The Supreme Court acceded to the pleas of the Petitioners (BGPMUS, BGIA & BGPSSS) in WP(C) No.50 of 1998 and issued several directions through its Judgment on 9 August 2012 [reported in (2012) 8 SCC 326] especially to: (a) carry out research work & ensure that its benefits are provided to the gas victims [paras 35(7) & 35(8)]; (b) operationalize medical surveillance, computerization of medical records, provision of ‘health booklets’, etc. [para 35(9)]; (c) fill vacancies of specialist doctors and supporting staff [para 35(10)]; (d) provide treatment of high quality to gas victims by providing autonomy to the Bhopal Memorial Hospital & Research Centre (BMHRC) by converting into a teaching hospital [para 35(11)]; (e) remediate the contaminated environment in and around the Union Carbide factory [para 35(12)]; (f) evolve a common referral system and evolve a a standardized protocol for treating each category of ailment [paras 35(17) & Para 35(18)]; etc. The case was also transferred to the High Court of Madhya Pradesh at Jabalpur for exercising supervisory jurisdiction in the implementation of the said directions.

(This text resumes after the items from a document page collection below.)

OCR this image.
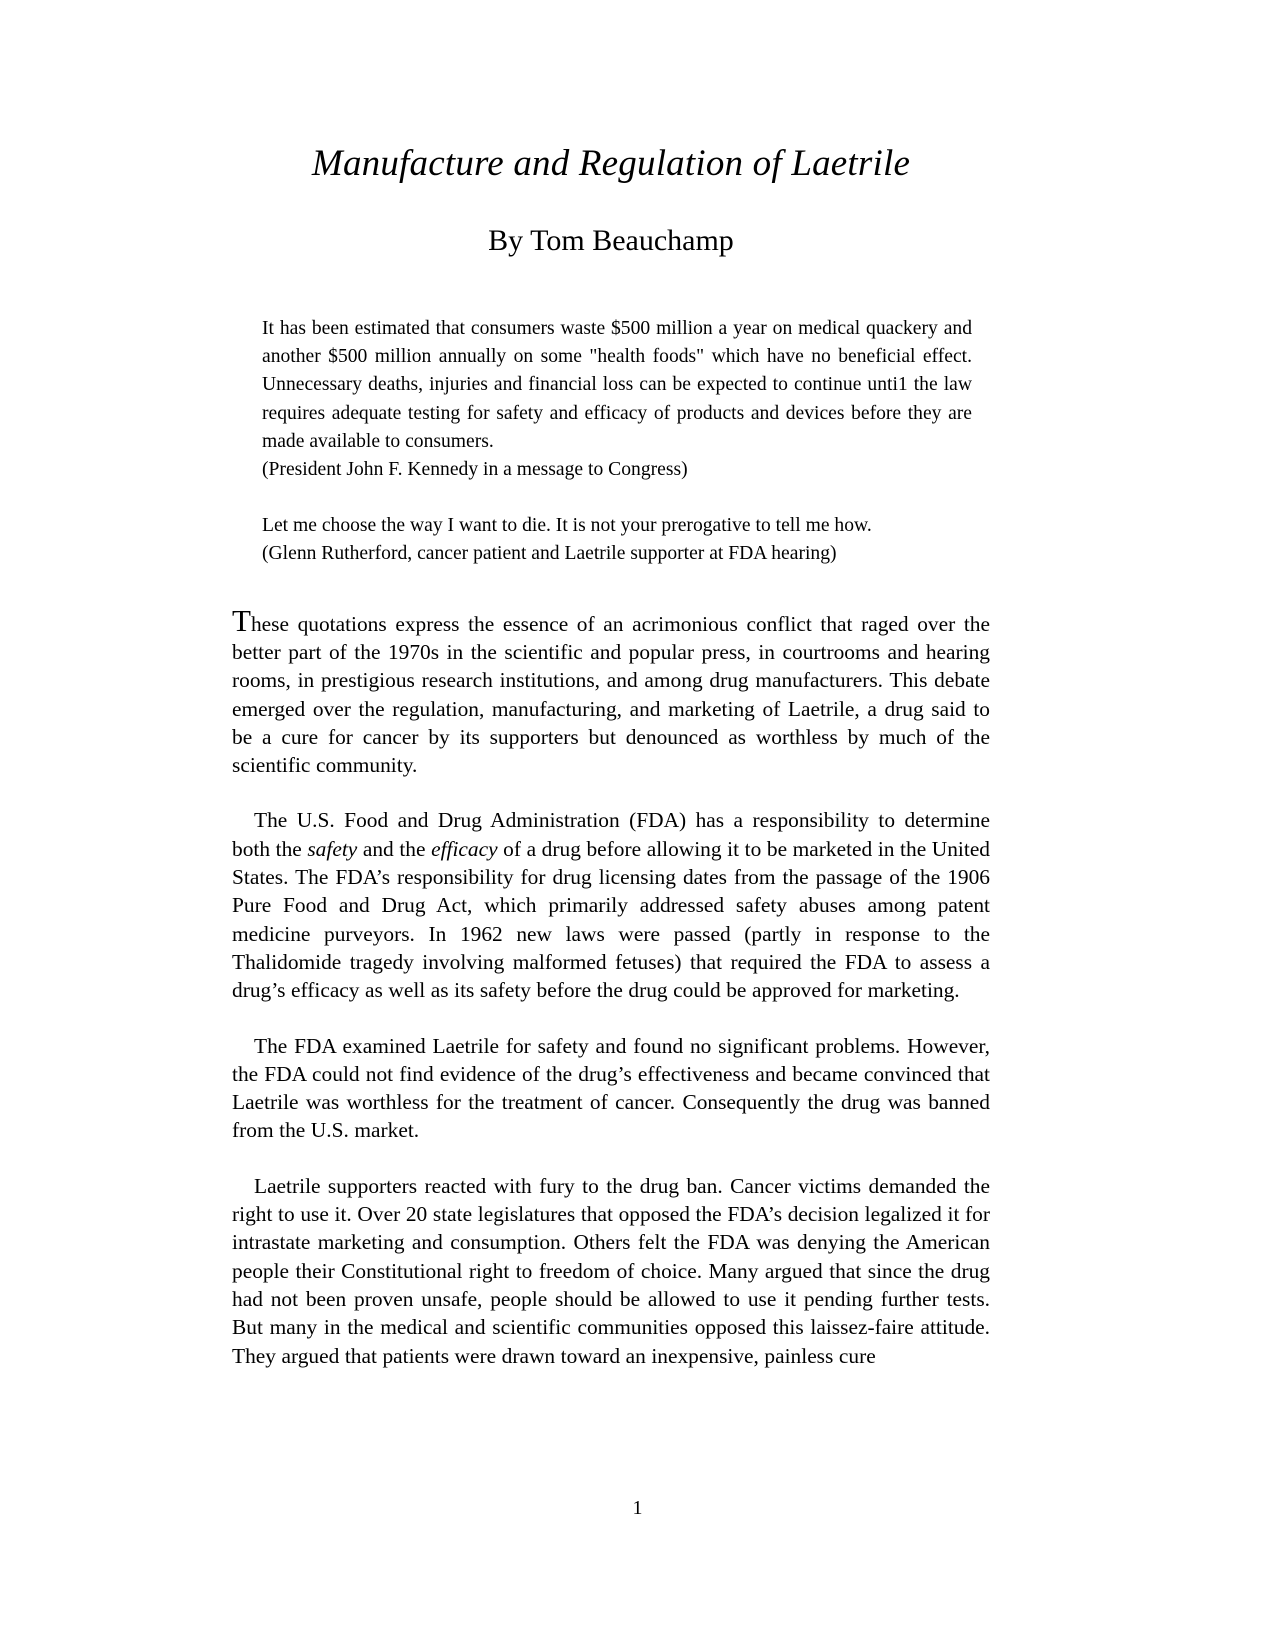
Manufacture and Regulation of Laetrile
By Tom Beauchamp

It has been estimated that consumers waste $500 million a year on medical quackery and another $500 million annually on some "health foods" which have no beneficial effect. Unnecessary deaths, injuries and financial loss can be expected to continue unti1 the law requires adequate testing for safety and efficacy of products and devices before they are made available to consumers.

(President John F. Kennedy in a message to Congress)

Let me choose the way I want to die. It is not your prerogative to tell me how.

(Glenn Rutherford, cancer patient and Laetrile supporter at FDA hearing)

These quotations express the essence of an acrimonious conflict that raged over the better part of the 1970s in the scientific and popular press, in courtrooms and hearing rooms, in prestigious research institutions, and among drug manufacturers. This debate emerged over the regulation, manufacturing, and marketing of Laetrile, a drug said to be a cure for cancer by its supporters but denounced as worthless by much of the scientific community.

The U.S. Food and Drug Administration (FDA) has a responsibility to determine both the safety and the efficacy of a drug before allowing it to be marketed in the United States. The FDA’s responsibility for drug licensing dates from the passage of the 1906 Pure Food and Drug Act, which primarily addressed safety abuses among patent medicine purveyors. In 1962 new laws were passed (partly in response to the Thalidomide tragedy involving malformed fetuses) that required the FDA to assess a drug’s efficacy as well as its safety before the drug could be approved for marketing.

The FDA examined Laetrile for safety and found no significant problems. However, the FDA could not find evidence of the drug’s effectiveness and became convinced that Laetrile was worthless for the treatment of cancer. Consequently the drug was banned from the U.S. market.

Laetrile supporters reacted with fury to the drug ban. Cancer victims demanded the right to use it. Over 20 state legislatures that opposed the FDA’s decision legalized it for intrastate marketing and consumption. Others felt the FDA was denying the American people their Constitutional right to freedom of choice. Many argued that since the drug had not been proven unsafe, people should be allowed to use it pending further tests. But many in the medical and scientific communities opposed this laissez-faire attitude. They argued that patients were drawn toward an inexpensive, painless cure

1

On 24 October 2013, BGPMUS & BGPSSS filed I.A. Nos.22-24 of 2013 in Curative Petition Nos.345-347 of 2010 for impleadment as parties.

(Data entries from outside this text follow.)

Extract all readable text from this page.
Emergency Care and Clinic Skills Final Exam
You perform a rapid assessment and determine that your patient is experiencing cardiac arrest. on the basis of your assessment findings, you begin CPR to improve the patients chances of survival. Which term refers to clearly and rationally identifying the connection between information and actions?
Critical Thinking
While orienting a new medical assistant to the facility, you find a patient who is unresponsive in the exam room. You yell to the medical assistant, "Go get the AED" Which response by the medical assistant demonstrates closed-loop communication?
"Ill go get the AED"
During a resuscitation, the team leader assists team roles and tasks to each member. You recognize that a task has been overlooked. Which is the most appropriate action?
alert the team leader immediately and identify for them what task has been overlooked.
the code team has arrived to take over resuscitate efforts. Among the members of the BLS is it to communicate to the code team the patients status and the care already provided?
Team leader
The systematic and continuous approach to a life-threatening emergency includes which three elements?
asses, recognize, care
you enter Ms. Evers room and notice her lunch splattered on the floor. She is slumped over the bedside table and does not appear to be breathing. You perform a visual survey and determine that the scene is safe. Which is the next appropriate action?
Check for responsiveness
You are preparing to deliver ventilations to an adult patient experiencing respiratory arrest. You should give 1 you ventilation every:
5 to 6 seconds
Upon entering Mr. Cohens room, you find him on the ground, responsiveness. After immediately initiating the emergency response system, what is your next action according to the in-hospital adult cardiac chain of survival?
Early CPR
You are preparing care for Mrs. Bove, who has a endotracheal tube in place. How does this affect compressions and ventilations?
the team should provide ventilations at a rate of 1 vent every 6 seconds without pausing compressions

on 15 May 2015, BGPMUS & BGPSSS filed Contempt Petition (C) No.832 of 2015 in WP No.15658 of 2012 against eight officials of the UOI and the Government of Madhya Pradesh for failing to comply with the directions the Supreme Court issued on 9 August 2012 in WP(C) No.50 of 1998.

On 10 September 2015, BGPMUS & BGPSSS also filed a copy of the Contempt Petition as an additional affidavit in I.A. Nos. 22-24 in Curative Petition (Civil) Nos.345-347 of 2010.

Significantly, BGPMUS & BGPSSS were not only the first organizations to file Review Petition No.229 of 1989 and Writ Petition (C) No.293 of 1989 respectively against the Bhopal Settlement in March 1989 but also were the first onesto seek enhancement of compensation by a factor of FIVE before the Supreme Court as early as 14 September 2004.

It is evident that compliance of the directions issued to the Union of India and the State of Madhya Pradesh by the Supreme Court on 9 August 2012 in Writ Petition (C) No.50 of 1998 (which is currently pending before the MP High Court as WP No.15658 of 2012) is crucial in determining the magnitude and gravity of the adverse effects of the Bhopal gas leak disaster on the health and wellbeing of the residents of Bhopal.